Watching Episode 8, it feels as though Andy Muschietti whispered, "Leave the kids and eat up as much time as possible," into Pennywise's ear. Winter Fire runs for 1 hour and 8 minutes, most of it spent on sprints filmed in slow motion. Characters run, walk, and make eye contact while Muschietti stretches time to create desktop-wallpaper–like images. Maybe if the dense fog hadn't looked so fake, some of those shots might actually have worked as wallpaper.


Will Welcome to Derry get a second season? When the finale ends, we see the text: It: Welcome to Derry — Chapter One. Like the films, will there be a Chapter Two? Who knows? And, more importantly, does anyone care? This season proves itself inept at fleshing out its characters. Some, like Rich and Phil, gain appeal through humor, while others rely solely on the strength of their performances. Muschietti and his team seem to view these characters through the Dancing Clown's own lens: they toy with them for entertainment. Deaths exist only for shock or sentimentality, while the horror is a gory conflation of screams, blood, grotesque creatures, and jump scares.
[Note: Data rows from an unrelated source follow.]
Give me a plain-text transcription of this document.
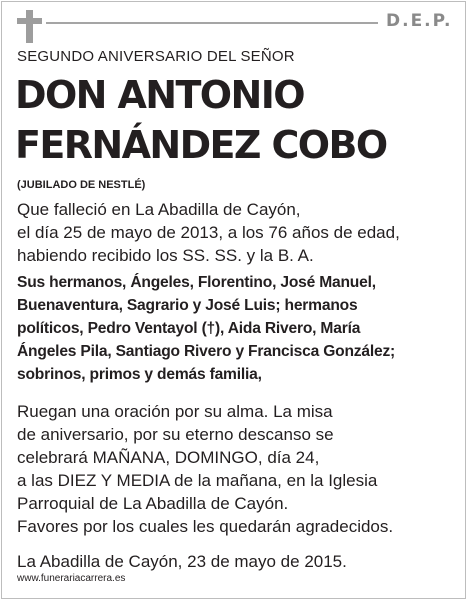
D.E.P.
SEGUNDO ANIVERSARIO DEL SEÑOR
DON ANTONIO
FERNÁNDEZ COBO
(JUBILADO DE NESTLÉ)
Que falleció en La Abadilla de Cayón,
el día 25 de mayo de 2013, a los 76 años de edad,
habiendo recibido los SS. SS. y la B. A.
Sus hermanos, Ángeles, Florentino, José Manuel,
Buenaventura, Sagrario y José Luis; hermanos
políticos, Pedro Ventayol (†), Aida Rivero, María
Ángeles Pila, Santiago Rivero y Francisca González;
sobrinos, primos y demás familia,
Ruegan una oración por su alma. La misa
de aniversario, por su eterno descanso se
celebrará MAÑANA, DOMINGO, día 24,
a las DIEZ Y MEDIA de la mañana, en la Iglesia
Parroquial de La Abadilla de Cayón.
Favores por los cuales les quedarán agradecidos.
La Abadilla de Cayón, 23 de mayo de 2015.
www.funerariacarrera.es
In Winter Fire, the uncaged clown kills the school principal and hypnotizes the children. The image of It dragging them along recalls the Pied Piper of Hamelin. Given that Pennywise experiences the past, present, and future simultaneously, he could easily have inspired that fairy tale. Pennywise's head is full of information: he knows the names of all the local residents and how his story will end. But does it ever end? Does the clown die in It: Chapter Two, or is he reborn? Apparently, the creature can also time-travel. I only wish It had a hunger for good cinema. With all those magical powers, the clown could have engineered far better productions. I wish the shapeshifter's words—"Lively crowd"—had carried some weight.